Sometime last month, news broke that Paul George and a dancer named Daniela were expecting a child together. Ignoring the fact professional basketball players seems to have a complete disregard for using protection with strange women, this story would’ve been run of the mill except for a very small detail. Apparently, Paul George offered Daniela $1 million to not have the baby. Depending on who you are, what George did was either a despicable act or a shrewd business move. In either event, it begs the question. If a man gets a woman pregnant and he doesn’t want her to have the baby, how can he ask her without her being offended? The answer is, he can’t.
In an ideal world, a woman finds out she’s pregnant and informs the man she slept with she’s expecting a child. If it’s not something they planned and there are serious doubts about what should happen next, they sit down and have a conversation. In this conversation, both “soon to be” parents discuss the pros and cons of having a child at that respective moment in time. In an even more ideal world, a conversation happens prior to this event. The man and woman, who’ve decided to engage in a relationship where sex is involved, would have already decided that should the woman get pregnant they will do X, Y, and/or Z. Once pregnant, the man would only need to reaffirm what had been agreed upon and both people would either go to the clinic or announce they’re expecting a child together. Unfortunately, this world isn’t ideal and for plenty of people, neither are the circumstances.

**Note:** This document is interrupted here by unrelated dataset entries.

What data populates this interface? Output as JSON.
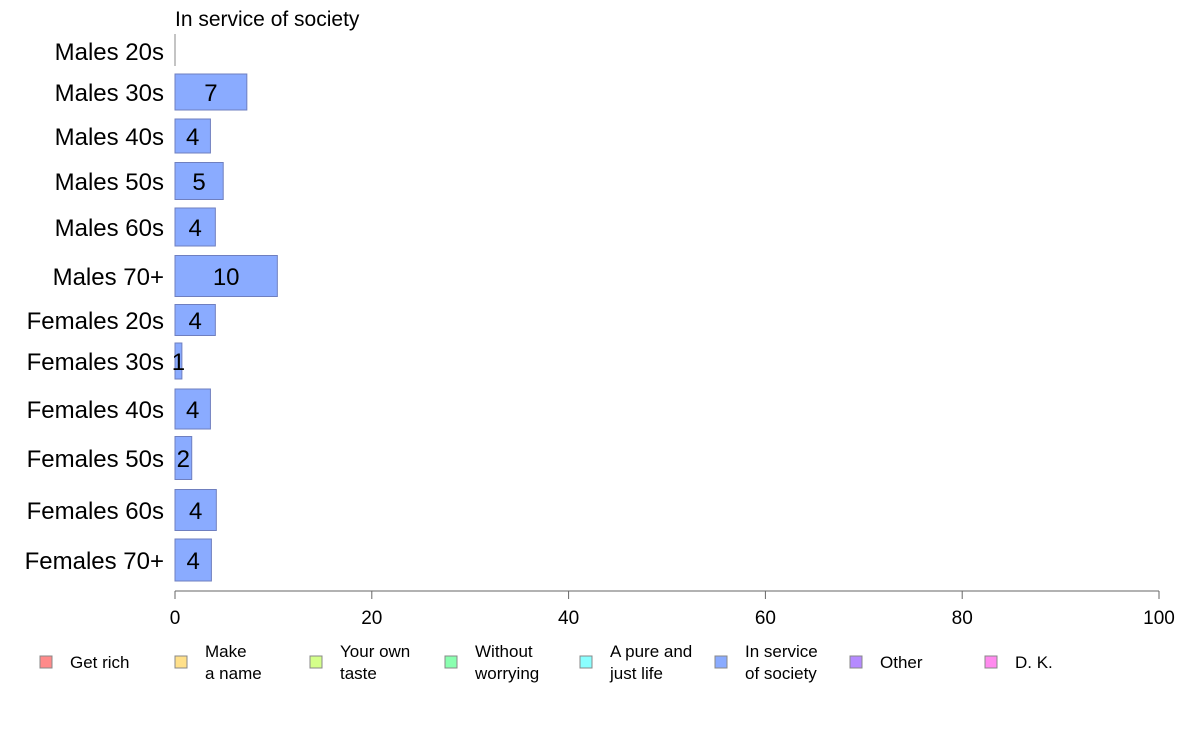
{
  "chart_data": {
    "type": "bar",
    "orientation": "horizontal",
    "title": "In service of society",
    "categories": [
      "Males 20s",
      "Males 30s",
      "Males 40s",
      "Males 50s",
      "Males 60s",
      "Males 70+",
      "Females 20s",
      "Females 30s",
      "Females 40s",
      "Females 50s",
      "Females 60s",
      "Females 70+"
    ],
    "values": [
      0,
      7.3,
      3.6,
      4.9,
      4.1,
      10.4,
      4.1,
      0.7,
      3.6,
      1.7,
      4.2,
      3.7
    ],
    "labels": [
      "",
      "7",
      "4",
      "5",
      "4",
      "10",
      "4",
      "1",
      "4",
      "2",
      "4",
      "4"
    ],
    "xlim": [
      0,
      100
    ],
    "xticks": [
      "0",
      "20",
      "40",
      "60",
      "80",
      "100"
    ],
    "bar_color": "#8aabff",
    "bar_edge_color": "#6f7fbf",
    "legend_placement": "bottom",
    "legend": [
      {
        "lines": [
          "Get rich"
        ],
        "color": "#ff8a8a"
      },
      {
        "lines": [
          "Make",
          "a name"
        ],
        "color": "#ffe08a"
      },
      {
        "lines": [
          "Your own",
          "taste"
        ],
        "color": "#d4ff8a"
      },
      {
        "lines": [
          "Without",
          "worrying"
        ],
        "color": "#8affb0"
      },
      {
        "lines": [
          "A pure and",
          "just life"
        ],
        "color": "#8affff"
      },
      {
        "lines": [
          "In service",
          "of society"
        ],
        "color": "#8aabff"
      },
      {
        "lines": [
          "Other"
        ],
        "color": "#b58aff"
      },
      {
        "lines": [
          "D. K."
        ],
        "color": "#ff8aee"
      }
    ]
  }
}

Real life tends to be a bit more…messy. There are a number of mitigating factors which dictates the “right” way a man can ask a woman to have an abortion. I thought about this on Saturday night and all day Sunday, which is when I wrote this post. The best question I thought of in all of that time is, “so….what are you going to do?” It’s a fake open-ended question. It sounds like there’s a million ways to answer the question, but there’s really only two. The safety in the question is that it gives a woman the space to answer the question without feeling pressured. It gives the man space to ask a question without seeming like he’s trying to sway her one way or the other. I’d imagine that a woman who just found out she was pregnant is going through a host of different emotions at the time of learning the news. Men are going through a similar situation, with the added effect of having virtually no control over what’s going to happen next.

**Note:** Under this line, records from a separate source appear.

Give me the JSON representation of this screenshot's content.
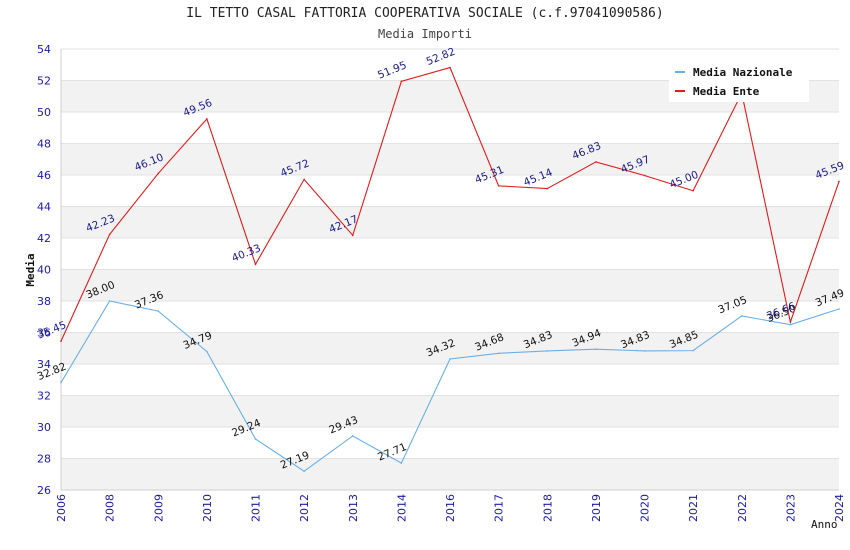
{
  "title": "IL TETTO CASAL FATTORIA COOPERATIVA SOCIALE (c.f.97041090586)",
  "subtitle": "Media Importi",
  "colors": {
    "nazionale": "#6aaee8",
    "ente": "#e01b1b",
    "tick": "#1a1aa6",
    "band": "#f2f2f2"
  },
  "chart_data": {
    "type": "line",
    "ylabel": "Media",
    "xlabel": "Anno",
    "ylim": [
      26,
      54
    ],
    "yticks": [
      26,
      28,
      30,
      32,
      34,
      36,
      38,
      40,
      42,
      44,
      46,
      48,
      50,
      52,
      54
    ],
    "categories": [
      "2006",
      "2008",
      "2009",
      "2010",
      "2011",
      "2012",
      "2013",
      "2014",
      "2016",
      "2017",
      "2018",
      "2019",
      "2020",
      "2021",
      "2022",
      "2023",
      "2024"
    ],
    "grid": true,
    "legend_position": "top-right",
    "series": [
      {
        "name": "Media Nazionale",
        "values": [
          32.82,
          38.0,
          37.36,
          34.79,
          29.24,
          27.19,
          29.43,
          27.71,
          34.32,
          34.68,
          34.83,
          34.94,
          34.83,
          34.85,
          37.05,
          36.5,
          37.49
        ],
        "labels": [
          "32.82",
          "38.00",
          "37.36",
          "34.79",
          "29.24",
          "27.19",
          "29.43",
          "27.71",
          "34.32",
          "34.68",
          "34.83",
          "34.94",
          "34.83",
          "34.85",
          "37.05",
          "36.50",
          "37.49"
        ]
      },
      {
        "name": "Media Ente",
        "values": [
          35.45,
          42.23,
          46.1,
          49.56,
          40.33,
          45.72,
          42.17,
          51.95,
          52.82,
          45.31,
          45.14,
          46.83,
          45.97,
          45.0,
          51.2,
          36.66,
          45.59
        ],
        "labels": [
          "35.45",
          "42.23",
          "46.10",
          "49.56",
          "40.33",
          "45.72",
          "42.17",
          "51.95",
          "52.82",
          "45.31",
          "45.14",
          "46.83",
          "45.97",
          "45.00",
          "",
          "36.66",
          "45.59"
        ]
      }
    ]
  }
}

After examining the previous two paragraphs in this topic, I’m still not sure if there’s a proper way to ask a woman to have an abortion. It’s telling that the only question I thought possible to ask was not one that was appropriate but one that I thought to be the least offensive. Assuredly, “what are you going to do” is better than “I don’t want to be the father of your child so I don’t think you should have it.” Granted, the latter quote isn’t something that’d likely get said, but I imagine that’s probably what some women in a heightened emotional state might hear. While it’s entirely possible two people in this situation would be able to sit down and have a grown up conversation about whether it’s viable to have a child at that point, if a woman is going to have the kid, there’s likely no real way to ask if she’s planning to have the child without offending her sensibilities. If she doesn’t want to have the child though? Things get considerably easier.